Indian officials issued the scathing comments following criticisms by U.S. politicians, economists and academics who blame India and other developing nations — China, in particular — for a rise in prosperity that is causing a corresponding jump in food prices.

The issue is who are the real gluttons devouring the world’s resources.

 

For example, Pradeep S. Mehta, secretary-general of the center for international trade, economics and the environment of CUTS International, a research institute based in New Delhi, said that if Americans slimmed down to the weight of middle-class Indians, “many hungry people in sub-Saharan Africa would find food on their plates.”

Further, Mehta said, the money spent in the U.S. on liposuction alone could be funneled to feed innumerable famine victims.

Mehta’s comments “reflect genuine outrage — and ballooning criticism — toward the United States” around India, according to an article in last Wednesday’s edition of The New York Times.

Following a news conference in Missouri on May 2, Mehta was quoted as saying of India’s burgeoning middle class, “When you start getting wealth, you start demanding better nutrtition and better food, and so demand is high, and that causes the price to go up.”

His comments were widely reported in the developing world, following on the heels of a statement on the subject by Secretary of State Condoleeza Rice that has upset many Indians.

A ranking official in India’s commerce ministry, as well as Asian Age newspaper based in New Delhi, both took President George Bush to task for his alleged lack of knowledge of basic economic theory.
India and China are being blamed for the rising cost of commodities and the increase in greenhouse gas emissions because they are consuming more goods and fuel than ever before.

In response, Indians — from the top down through the ranks — are pointing out that per capita, India uses far lower quantities of commodities and pollutes far less than nations in the West, particularly the U.S.

Further, Indian politicians and academics are citing consumption in the U.S., the West’s diversion of arable land into the production of ethanol and other biofuels, agricultural subidies, trade barriers from Washington and the European Union and the decline in the exchange rate of the ever-weakening dollar.
Maybe the Indians have a point: Americans use — or throw away — 3,770 calories per person each day, compared with 2,440 calories per person in India, according to the U.N. Food and Agricultural Organzation.

Americans are also the largest per-capita consumers in any major economy of the most energy-intensive common food source, beef, the U.S. Agricultural Department says.

But the elephant in the room is India’s population of 1.13 billion plus — almost quadruple the U.S. population of 300 million.

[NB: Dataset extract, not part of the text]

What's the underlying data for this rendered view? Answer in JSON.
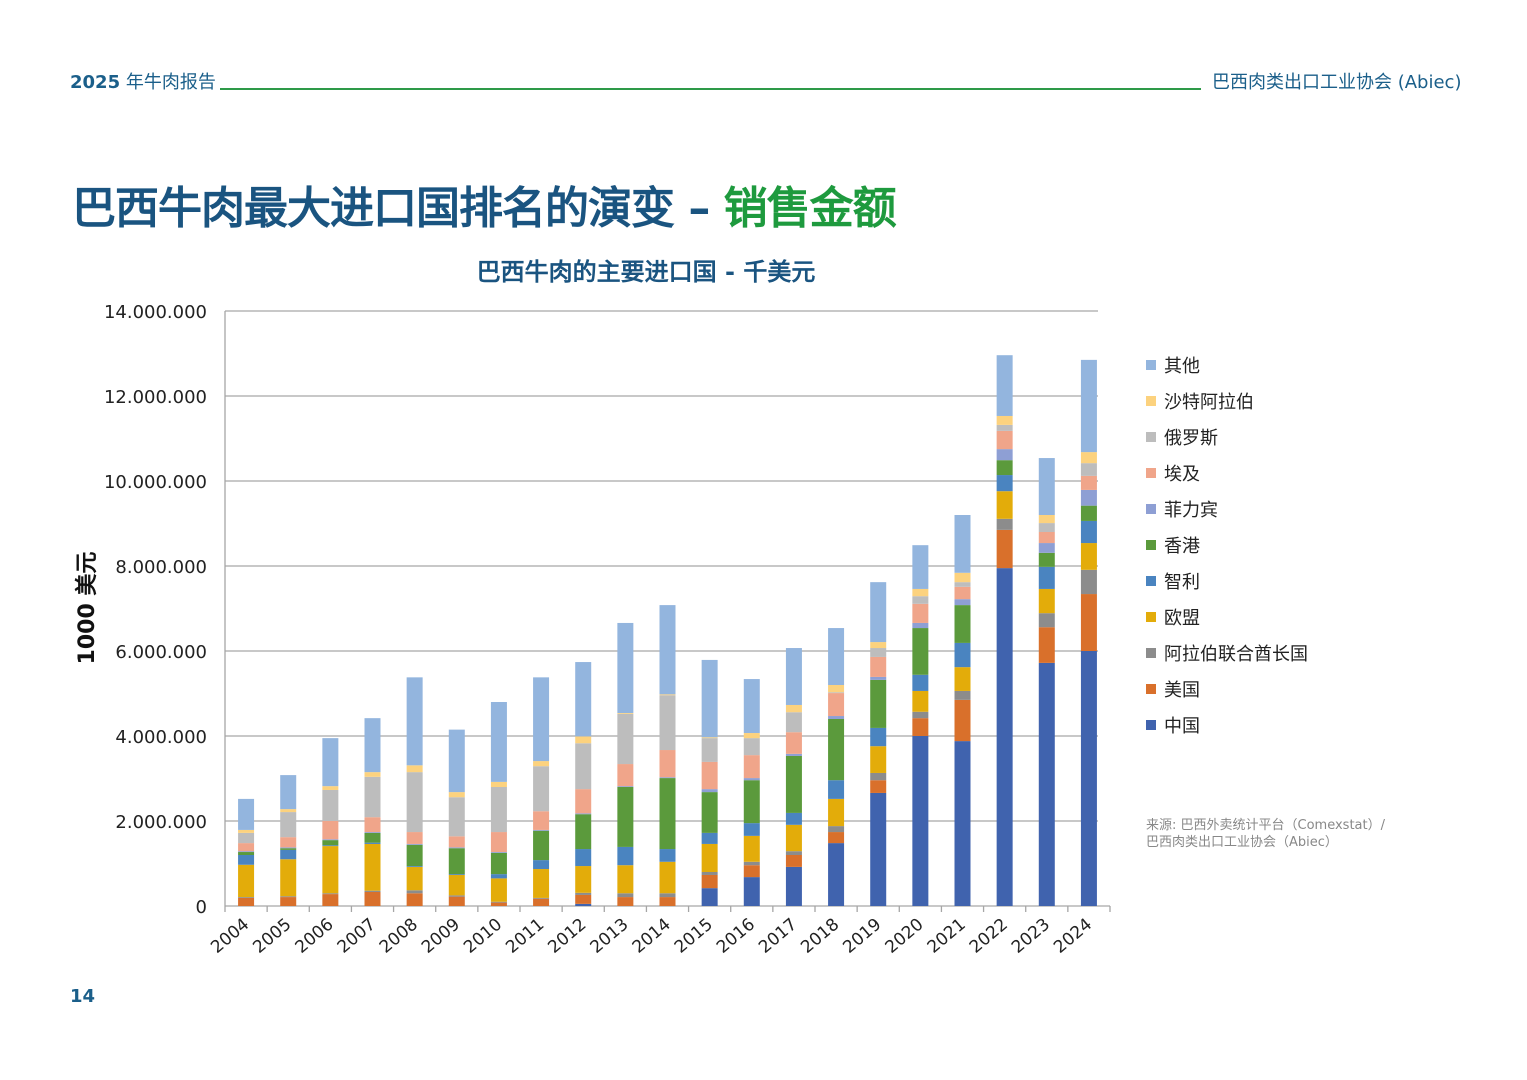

The planet simply can’t support both our own voracious consumption and Indians’ rapidly growing appetite for cars, consumer goods and other resource-devouring trappings of Western-style wealth. 

Perhaps, as Mehta is urging, the West should be adjusting to a changing world. And perhaps India, in turn, should strive to show the West a cleaner, greener path to prosperity.

Energy policies that would leave the U.S. less oil-addicted and its populace leaner would unquestionably reap dividends. Come to think of it, perhaps these goals could be achieved by the low-tech practice of walking — saving on gasoline and burn calories, not to mention the corresponding reduction in demand for liposuction.